December 10, 2004[1]

Q: We've seen MediEvil on PS one, can you tell us what is different on the PSP version?

Piers Jackson, Producer, MediEvil: Pretty much everything is different! Whilst we've taken the basic story and some of the locations from the original game, all the code, graphics and voices are different and we've expanded the plot, added mini-games, multiplayer facilities and even a PSP-friendly save anywhere function.

Q: So it's not just a port?

Jackson: Absolutely not, everything has been created from scratch. The ideas that we thought worked well in the original have been preserved although in many cases their use has been altered or repositioned to keep it all fresh, even to those who played the original.

Q: What elements have you introduced to the game to make it different enough to be considered a brand new game?

Jackson: New combat manoeuvres, new levels, characters, and bosses. There have been significant additions to the plot line in the form of the Anubis Stone, which strengthens the story arc and the creation of Al Zalam to act as Dan's internal monologue and the player's guide.

Q: Why didn't the MediEvil series appear on PS2?

Jackson: Largely because we were busy on other projects. After MediEvil 2 on PS one some of the guys had been working on the MediEvil games for five years and they wanted to work on something new; by the time they'd done a game on PS2 it was time to do something for PSP and MediEvil seemed perfect.

Q: Are there any of the original team members working on the PSP game?

Jackson: Directly on the team the only person is Mitch Phillips, although he is the Lead Artist, so it's a pretty big link! Many of the original team still work in the studio though, and they're always available for hints, tips and general advice. Oh, and we're still using the original voice of Dan!

Q: Are there many major differences in the development for a software title for PSP?

Jackson: The biggest difference is that it's a new platform! We started, not only with no code or engine, but for a long time without any Development Kits - that makes for an interesting ride.

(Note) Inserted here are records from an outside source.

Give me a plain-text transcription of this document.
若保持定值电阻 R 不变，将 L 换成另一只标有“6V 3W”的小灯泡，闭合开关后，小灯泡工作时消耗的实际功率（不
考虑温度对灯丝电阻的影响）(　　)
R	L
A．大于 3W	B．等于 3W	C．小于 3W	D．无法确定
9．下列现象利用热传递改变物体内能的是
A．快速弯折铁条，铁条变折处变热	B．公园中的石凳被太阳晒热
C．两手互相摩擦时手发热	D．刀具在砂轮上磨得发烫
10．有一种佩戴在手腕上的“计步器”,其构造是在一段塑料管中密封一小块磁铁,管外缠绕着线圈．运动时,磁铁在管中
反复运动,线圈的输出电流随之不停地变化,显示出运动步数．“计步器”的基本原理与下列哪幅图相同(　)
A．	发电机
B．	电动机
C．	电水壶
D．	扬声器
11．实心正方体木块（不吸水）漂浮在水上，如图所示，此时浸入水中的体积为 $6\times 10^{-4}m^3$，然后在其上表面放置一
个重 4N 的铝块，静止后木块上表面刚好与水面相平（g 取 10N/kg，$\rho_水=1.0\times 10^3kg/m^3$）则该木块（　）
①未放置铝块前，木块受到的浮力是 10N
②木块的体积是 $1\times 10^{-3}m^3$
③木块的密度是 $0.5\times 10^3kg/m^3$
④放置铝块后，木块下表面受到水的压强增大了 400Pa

Actually, logistical difficulties aside the biggest differences are in the gameplay challenges of a portable console. We were used to developing for PS2, or PS one back in the day, but now we had to consider what a player would want from a PSP, such as save anywhere features and shorter, more intense levels. It really does change the whole way you go about developing a game.

Q: Tell us more about the WiFi elements in the game.

Jackson: We've looked to incorporate WiFi game modes in two ways. All of the game's mini-games offer a head-to-head challenge mode where players can battle to survive the longest or obtain the highest score. MediEvil will also feature a checkpoint style race mode using the game's levels where one player's success penalises the other player's time offering an interesting tactical challenge balancing a straight race with seeking to complete a level more thoroughly.

Q: Are you going to include any downloadables that can be used to enhance the title at a later date?

Jackson: We're still examining the possibilities of having additional game content post release in the form of mini-games and new weaponry. Interestingly we designed and built a MediEvil style ship for WipEout Pure, so keep an eye out for that at launch!

Q: As a developer what is the most exciting element of working on software for PSP?

Jackson: To date the PSP is by far the most powerful and feature-rich hand-held available, far and away the most exciting element of developing on the system is pushing the boundaries in terms of gameplay and art on a hand-held. You really won't believe the clarity of the screen!

Q: What features has the game got that takes into consideration the fact that the PSP is portable?

Jackson: I'm sure everyone is saying pretty much the same thing, but offhand ours are a save anywhere feature, dip in and play mini-games, and a plot structured into more milestones than a conventional game to allow for shorter play sessions without losing the story-line or direction.